JERUSALEM, (Reuters) – Israel was expected on Friday to impose tougher restrictions on Palestinians and freeze ties with their government after a Hamas-led parliament is sworn in on Saturday, Israeli political sources said.
Under a package of measures expected to be approved by interim Prime Minister Ehud Olmert, Palestinians would be barred from working in Israel and from travelling between Gaza and the West Bank.
Olmert was also expected to order a halt to further tax revenue transfers to the cash-strapped Palestinian Authority in a bid to pressure Hamas, winner of the Jan. 25 Palestinian election, to renounce violence, recognise the Jewish state and abide by interim peace deals.
“What’s important is that the Palestinians realise the consequences of their vote,” said a senior Israeli source, speaking on condition of anonymity because Olmert has yet to announce his decision.
“I don’t think the Palestinian people, when they voted Hamas into office, wanted to have Gaza cut off from the West Bank. So they have to raise the issue with their representatives,” the official said.

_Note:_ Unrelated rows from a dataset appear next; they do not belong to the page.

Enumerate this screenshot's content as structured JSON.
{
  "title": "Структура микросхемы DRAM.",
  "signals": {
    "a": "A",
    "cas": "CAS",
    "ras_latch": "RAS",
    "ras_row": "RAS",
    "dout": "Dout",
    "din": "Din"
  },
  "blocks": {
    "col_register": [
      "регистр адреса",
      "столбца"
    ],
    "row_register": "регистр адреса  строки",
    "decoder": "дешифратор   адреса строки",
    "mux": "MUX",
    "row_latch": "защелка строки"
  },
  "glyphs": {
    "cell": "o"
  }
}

Ahead of the decision, a U.S. State Department official cautioned Israel to take into account “the consequences of any move, especially with an eye to avoiding increasing any hardship for Palestinians”.
Gideon Meir, a deputy director-general of Israel’s Foreign Ministry, said Israel had no intention of making Palestinian people’s lives “miserable.”

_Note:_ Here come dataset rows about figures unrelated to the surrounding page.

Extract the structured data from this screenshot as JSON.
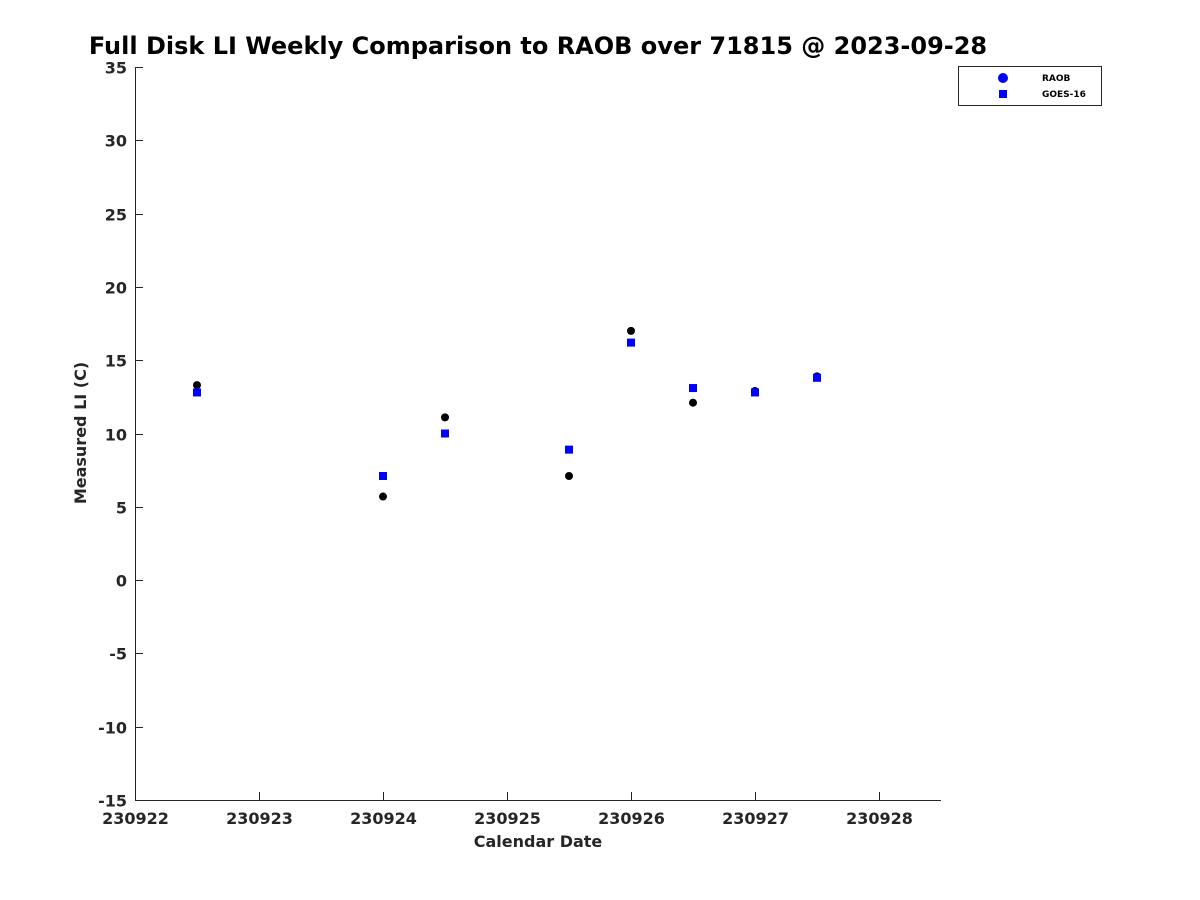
{
  "chart_data": {
    "type": "scatter",
    "title": "Full Disk LI Weekly Comparison to RAOB over 71815 @ 2023-09-28",
    "xlabel": "Calendar Date",
    "ylabel": "Measured LI (C)",
    "xlim": [
      230922,
      230928.5
    ],
    "ylim": [
      -15,
      35
    ],
    "xticks": [
      230922,
      230923,
      230924,
      230925,
      230926,
      230927,
      230928
    ],
    "xtick_labels": [
      "230922",
      "230923",
      "230924",
      "230925",
      "230926",
      "230927",
      "230928"
    ],
    "yticks": [
      -15,
      -10,
      -5,
      0,
      5,
      10,
      15,
      20,
      25,
      30,
      35
    ],
    "ytick_labels": [
      "-15",
      "-10",
      "-5",
      "0",
      "5",
      "10",
      "15",
      "20",
      "25",
      "30",
      "35"
    ],
    "grid": false,
    "legend_position": "top-right",
    "series": [
      {
        "name": "RAOB",
        "marker": "circle",
        "color": "#000000",
        "legend_color": "#0000ff",
        "x": [
          230922.5,
          230924.0,
          230924.5,
          230925.5,
          230926.0,
          230926.5,
          230927.0,
          230927.5
        ],
        "y": [
          13.3,
          5.7,
          11.1,
          7.1,
          17.0,
          12.1,
          12.9,
          13.9
        ]
      },
      {
        "name": "GOES-16",
        "marker": "square",
        "color": "#0000ff",
        "legend_color": "#0000ff",
        "x": [
          230922.5,
          230924.0,
          230924.5,
          230925.5,
          230926.0,
          230926.5,
          230927.0,
          230927.5
        ],
        "y": [
          12.8,
          7.1,
          10.0,
          8.9,
          16.2,
          13.1,
          12.8,
          13.8
        ]
      }
    ]
  }
}
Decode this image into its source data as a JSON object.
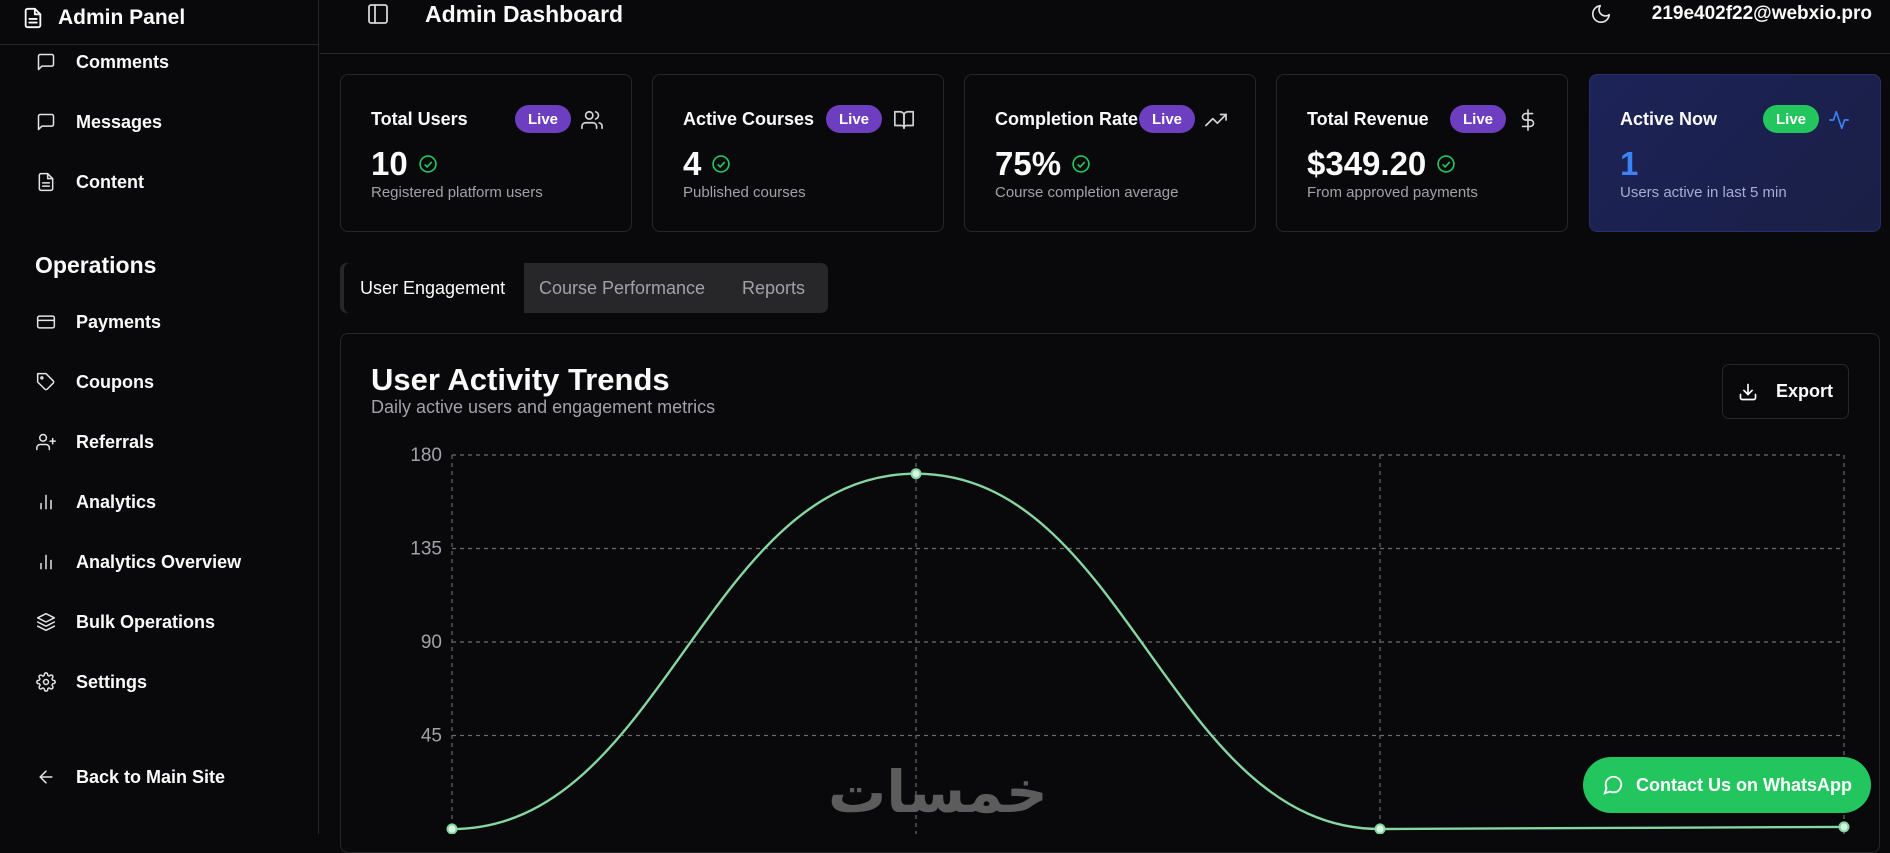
{
  "sidebar": {
    "brand": "Admin Panel",
    "items_top": [
      {
        "label": "Comments",
        "icon": "message-square-icon"
      },
      {
        "label": "Messages",
        "icon": "message-square-icon"
      },
      {
        "label": "Content",
        "icon": "file-text-icon"
      }
    ],
    "section_title": "Operations",
    "items_ops": [
      {
        "label": "Payments",
        "icon": "credit-card-icon"
      },
      {
        "label": "Coupons",
        "icon": "tag-icon"
      },
      {
        "label": "Referrals",
        "icon": "user-plus-icon"
      },
      {
        "label": "Analytics",
        "icon": "bar-chart-icon"
      },
      {
        "label": "Analytics Overview",
        "icon": "bar-chart-icon"
      },
      {
        "label": "Bulk Operations",
        "icon": "layers-icon"
      },
      {
        "label": "Settings",
        "icon": "gear-icon"
      }
    ],
    "back_label": "Back to Main Site"
  },
  "header": {
    "title": "Admin Dashboard",
    "user_email": "219e402f22@webxio.pro"
  },
  "cards": [
    {
      "title": "Total Users",
      "badge": "Live",
      "value": "10",
      "sub": "Registered platform users",
      "icon": "users-icon"
    },
    {
      "title": "Active Courses",
      "badge": "Live",
      "value": "4",
      "sub": "Published courses",
      "icon": "book-open-icon"
    },
    {
      "title": "Completion Rate",
      "badge": "Live",
      "value": "75%",
      "sub": "Course completion average",
      "icon": "trending-up-icon"
    },
    {
      "title": "Total Revenue",
      "badge": "Live",
      "value": "$349.20",
      "sub": "From approved payments",
      "icon": "dollar-icon"
    },
    {
      "title": "Active Now",
      "badge": "Live",
      "value": "1",
      "sub": "Users active in last 5 min",
      "icon": "activity-icon"
    }
  ],
  "tabs": [
    {
      "label": "User Engagement",
      "active": true
    },
    {
      "label": "Course Performance",
      "active": false
    },
    {
      "label": "Reports",
      "active": false
    }
  ],
  "panel": {
    "title": "User Activity Trends",
    "subtitle": "Daily active users and engagement metrics",
    "export_label": "Export"
  },
  "chart_data": {
    "type": "line",
    "x": [
      0,
      1,
      2,
      3
    ],
    "series": [
      {
        "values": [
          0,
          171,
          0,
          1
        ]
      }
    ],
    "ylim": [
      0,
      180
    ],
    "yticks": [
      180,
      135,
      90,
      45
    ],
    "grid": true,
    "color": "#86d6a1"
  },
  "watermark": "خمسات",
  "whatsapp_label": "Contact Us on WhatsApp",
  "colors": {
    "background": "#09090b",
    "border": "#27272a",
    "badge_purple": "#6d3fc0",
    "badge_green": "#22c55e",
    "accent_blue": "#3b82f6"
  }
}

“Our intention is to make it clear that Israel will not be dealing with a terrorist organisation called Hamas,” Meir said.

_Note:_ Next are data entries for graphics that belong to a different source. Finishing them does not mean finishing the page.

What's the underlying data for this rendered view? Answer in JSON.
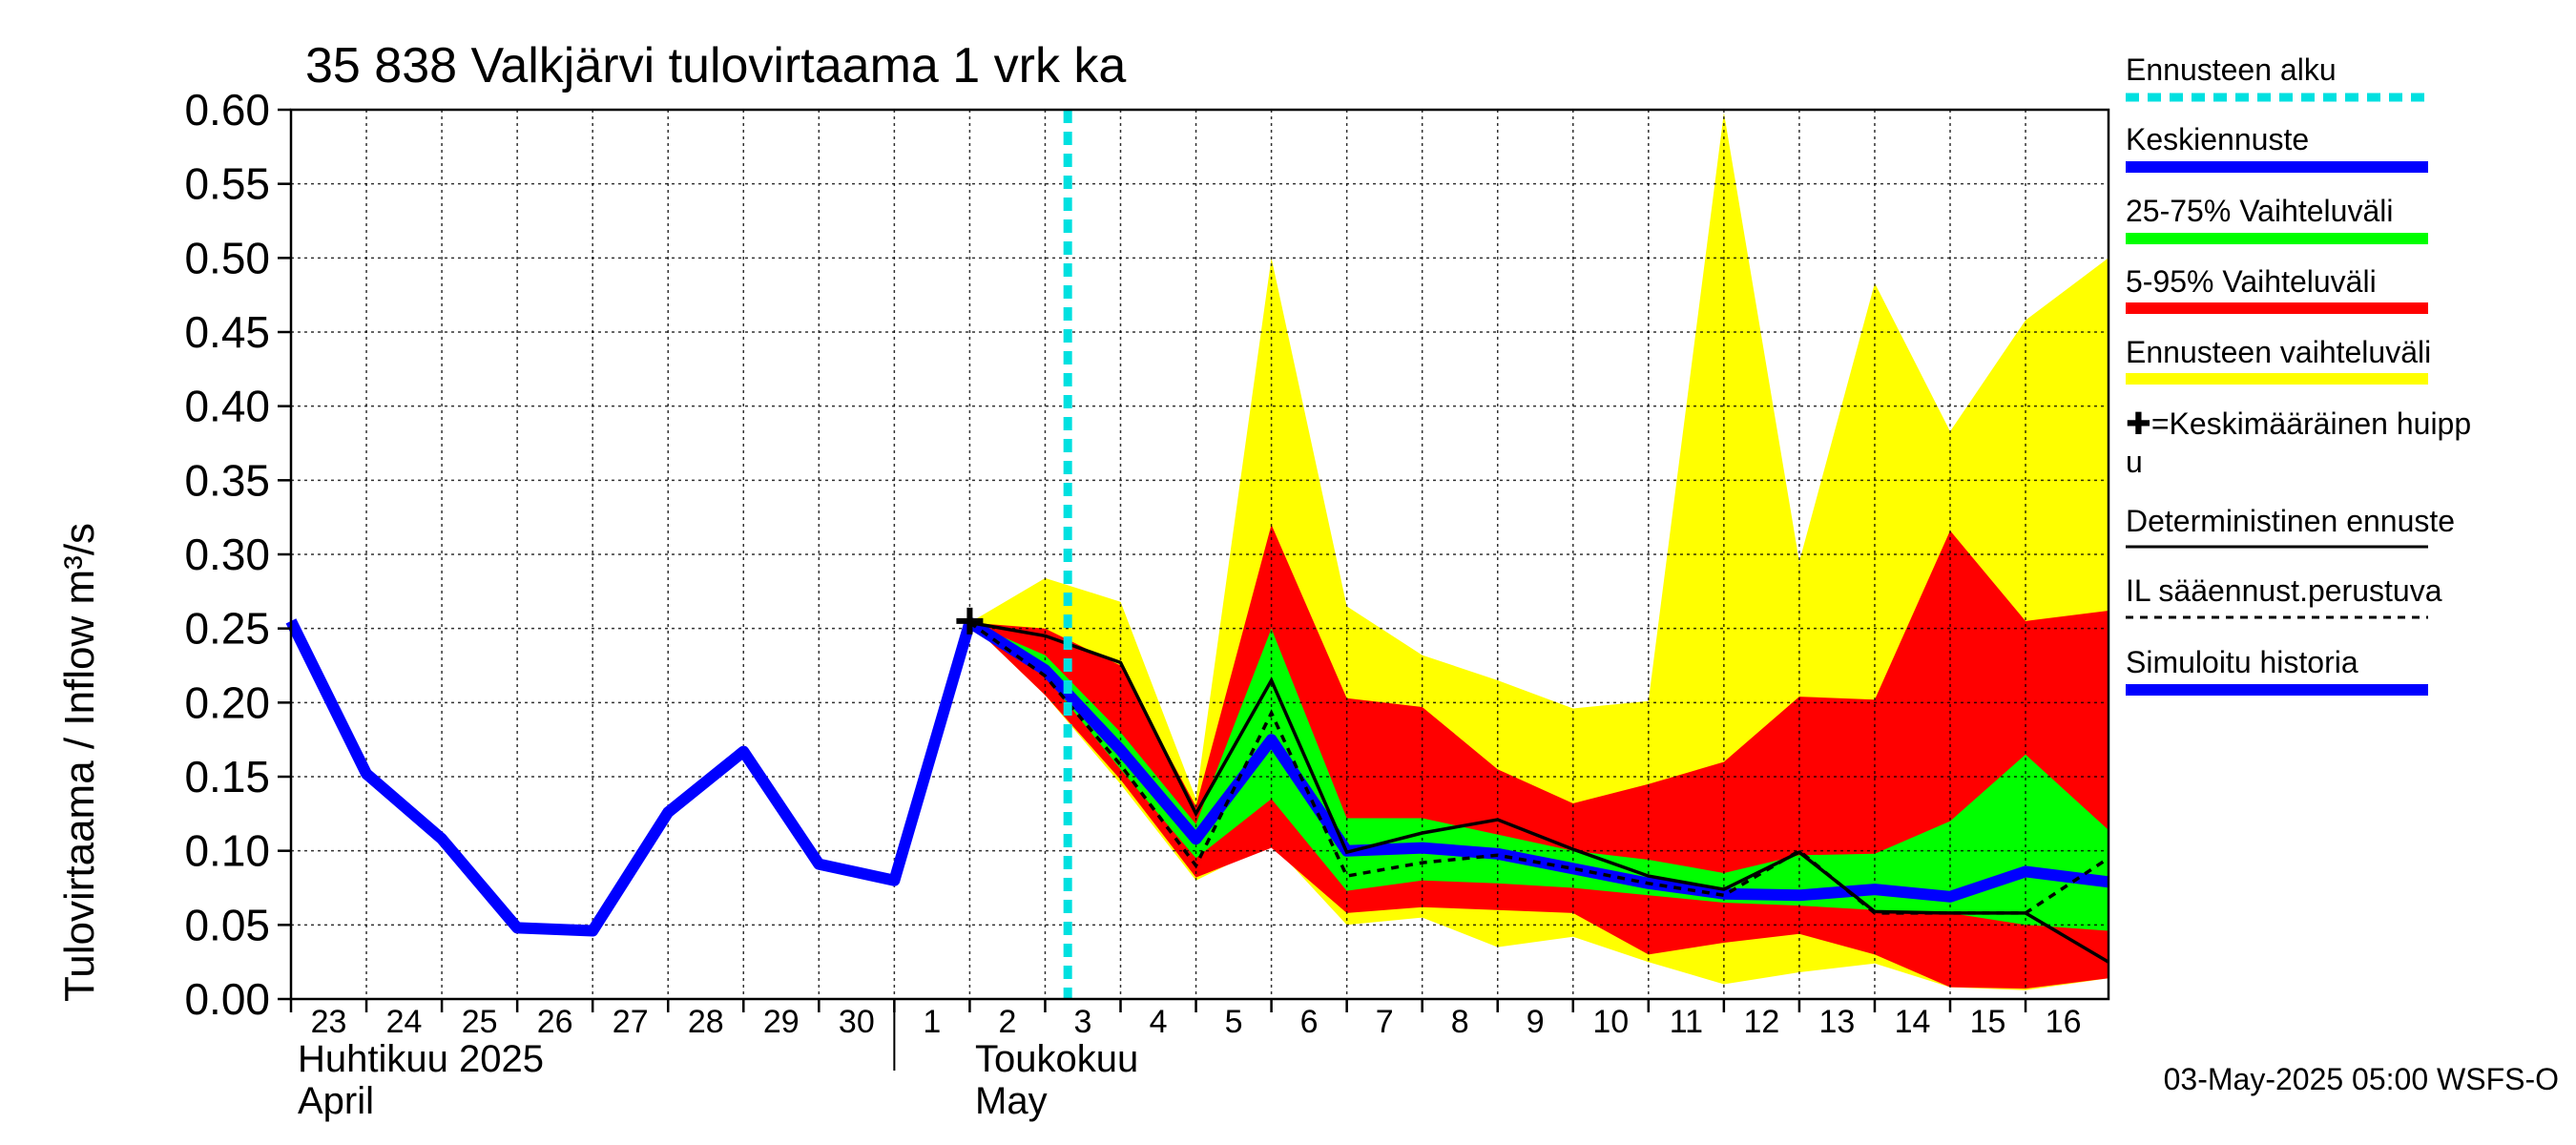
{
  "chart_data": {
    "type": "line",
    "title": "35 838 Valkjärvi tulovirtaama 1 vrk ka",
    "ylabel": "Tulovirtaama / Inflow    m³/s",
    "ylim": [
      0,
      0.6
    ],
    "yticks": [
      "0.00",
      "0.05",
      "0.10",
      "0.15",
      "0.20",
      "0.25",
      "0.30",
      "0.35",
      "0.40",
      "0.45",
      "0.50",
      "0.55",
      "0.60"
    ],
    "ytick_values": [
      0,
      0.05,
      0.1,
      0.15,
      0.2,
      0.25,
      0.3,
      0.35,
      0.4,
      0.45,
      0.5,
      0.55,
      0.6
    ],
    "xlim": [
      -0.5,
      23.6
    ],
    "x_ticks": [
      {
        "x": 0,
        "label": "23"
      },
      {
        "x": 1,
        "label": "24"
      },
      {
        "x": 2,
        "label": "25"
      },
      {
        "x": 3,
        "label": "26"
      },
      {
        "x": 4,
        "label": "27"
      },
      {
        "x": 5,
        "label": "28"
      },
      {
        "x": 6,
        "label": "29"
      },
      {
        "x": 7,
        "label": "30"
      },
      {
        "x": 8,
        "label": "1"
      },
      {
        "x": 9,
        "label": "2"
      },
      {
        "x": 10,
        "label": "3"
      },
      {
        "x": 11,
        "label": "4"
      },
      {
        "x": 12,
        "label": "5"
      },
      {
        "x": 13,
        "label": "6"
      },
      {
        "x": 14,
        "label": "7"
      },
      {
        "x": 15,
        "label": "8"
      },
      {
        "x": 16,
        "label": "9"
      },
      {
        "x": 17,
        "label": "10"
      },
      {
        "x": 18,
        "label": "11"
      },
      {
        "x": 19,
        "label": "12"
      },
      {
        "x": 20,
        "label": "13"
      },
      {
        "x": 21,
        "label": "14"
      },
      {
        "x": 22,
        "label": "15"
      },
      {
        "x": 23,
        "label": "16"
      }
    ],
    "month_labels": {
      "april_fi": "Huhtikuu  2025",
      "april_en": "April",
      "may_fi": "Toukokuu",
      "may_en": "May"
    },
    "forecast_start_x": 9.8,
    "simulated_history": {
      "x": [
        -0.5,
        0.5,
        1.5,
        2.5,
        3.5,
        4.5,
        5.5,
        6.5,
        7.5,
        8.5
      ],
      "y": [
        0.255,
        0.152,
        0.108,
        0.048,
        0.046,
        0.126,
        0.167,
        0.091,
        0.08,
        0.254
      ]
    },
    "forecast_x": [
      8.5,
      9.5,
      10.5,
      11.5,
      12.5,
      13.5,
      14.5,
      15.5,
      16.5,
      17.5,
      18.5,
      19.5,
      20.5,
      21.5,
      22.5,
      23.6
    ],
    "band_full": {
      "upper": [
        0.254,
        0.284,
        0.268,
        0.135,
        0.5,
        0.265,
        0.232,
        0.215,
        0.196,
        0.201,
        0.598,
        0.295,
        0.483,
        0.383,
        0.458,
        0.5
      ],
      "lower": [
        0.254,
        0.205,
        0.145,
        0.08,
        0.105,
        0.05,
        0.055,
        0.035,
        0.042,
        0.025,
        0.01,
        0.018,
        0.024,
        0.008,
        0.006,
        0.014
      ]
    },
    "band_5_95": {
      "upper": [
        0.254,
        0.25,
        0.225,
        0.13,
        0.32,
        0.203,
        0.197,
        0.155,
        0.132,
        0.145,
        0.16,
        0.204,
        0.202,
        0.316,
        0.255,
        0.262
      ],
      "lower": [
        0.254,
        0.205,
        0.148,
        0.082,
        0.102,
        0.058,
        0.062,
        0.06,
        0.058,
        0.03,
        0.038,
        0.044,
        0.03,
        0.008,
        0.007,
        0.014
      ]
    },
    "band_25_75": {
      "upper": [
        0.254,
        0.232,
        0.18,
        0.118,
        0.25,
        0.122,
        0.122,
        0.111,
        0.1,
        0.094,
        0.085,
        0.097,
        0.098,
        0.12,
        0.165,
        0.114
      ],
      "lower": [
        0.254,
        0.218,
        0.155,
        0.095,
        0.135,
        0.073,
        0.08,
        0.078,
        0.075,
        0.07,
        0.065,
        0.063,
        0.06,
        0.058,
        0.05,
        0.046
      ]
    },
    "median_forecast": [
      0.254,
      0.222,
      0.168,
      0.108,
      0.175,
      0.1,
      0.102,
      0.098,
      0.088,
      0.078,
      0.071,
      0.07,
      0.074,
      0.069,
      0.086,
      0.079
    ],
    "deterministic": [
      0.254,
      0.245,
      0.227,
      0.125,
      0.215,
      0.099,
      0.112,
      0.121,
      0.101,
      0.083,
      0.074,
      0.099,
      0.059,
      0.058,
      0.058,
      0.025
    ],
    "il_weather": [
      0.254,
      0.218,
      0.158,
      0.09,
      0.193,
      0.083,
      0.092,
      0.097,
      0.088,
      0.078,
      0.07,
      0.1,
      0.058,
      0.058,
      0.058,
      0.095
    ],
    "mean_peak": {
      "x": 8.5,
      "y": 0.255
    },
    "legend": [
      {
        "label": "Ennusteen alku",
        "color": "#00e0e0",
        "style": "dashed"
      },
      {
        "label": "Keskiennuste",
        "color": "#0000ff",
        "style": "solid"
      },
      {
        "label": "25-75% Vaihteluväli",
        "color": "#00ff00",
        "style": "solid"
      },
      {
        "label": "5-95% Vaihteluväli",
        "color": "#ff0000",
        "style": "solid"
      },
      {
        "label": "Ennusteen vaihteluväli",
        "color": "#ffff00",
        "style": "solid"
      },
      {
        "label": "✚=Keskimääräinen huipp",
        "label2": "u",
        "color": "",
        "style": "none"
      },
      {
        "label": "Deterministinen ennuste",
        "color": "#000000",
        "style": "thin"
      },
      {
        "label": "IL sääennust.perustuva",
        "color": "#000000",
        "style": "dotted"
      },
      {
        "label": "Simuloitu historia",
        "color": "#0000ff",
        "style": "solid"
      }
    ],
    "colors": {
      "yellow": "#ffff00",
      "red": "#ff0000",
      "green": "#00ff00",
      "blue": "#0000ff",
      "cyan": "#00e0e0",
      "black": "#000000"
    }
  },
  "footer": "03-May-2025 05:00 WSFS-O"
}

Hamas has masterminded nearly 60 suicide bombings against Israelis since a Palestinian uprising began in 2000, but has largely adhered to a truce declared in March last year.
Despite Olmert’s expected clampdown on a Hamas-dominated Palestinian Authority, Israel was likely to maintain ties with President Mahmoud Abbas, who will ask Hamas on Saturday to form a government that will respect peace deals with Israel and put a stop to violence.
“We need to hurt Hamas but not hurt the Palestinian people or the alestinian president,” veteran Israeli statesman Shimon Peres told Army Radio.
Taking a tough line on Hamas, whose charter calls for the destruction of the Jewish state, could boost Olmert’s political standing in the run-up to Israel’s March 28 general election.
Opinion polls predict his centrist Kadima party will win on a platform of disengaging from the Palestinians.
But the expected work and travel restrictions would be largely symbolic since only several thousand Palestinians would be affected.
Israel has imposed strict limits on the number of workers from the West Bank and Gaza Strip and on travel between the territories since a Palestinian uprising began in 2000.
Israel had also previously indicated that tax revenue transfers would stop, and it has had mixed results convincing other countries to cut funding and ties to a Hamas-led Palestinian Authority.
Israel had said it would consider Saturday’s swearing-in ceremony to be the start of a Hamas-led government, even though it could take several more weeks for the group to form a cabinet and exert control.
In addition to restrictions on Palestinians, Olmert was expected to freeze plans to build a Gaza seaport and rebuild its airport. Under interim peace deals, Israel, which withdrew from Gaza last year, still controls its airspace and coastal waters.
Officials said Israel decided against cutting off water and power to the Palestinians.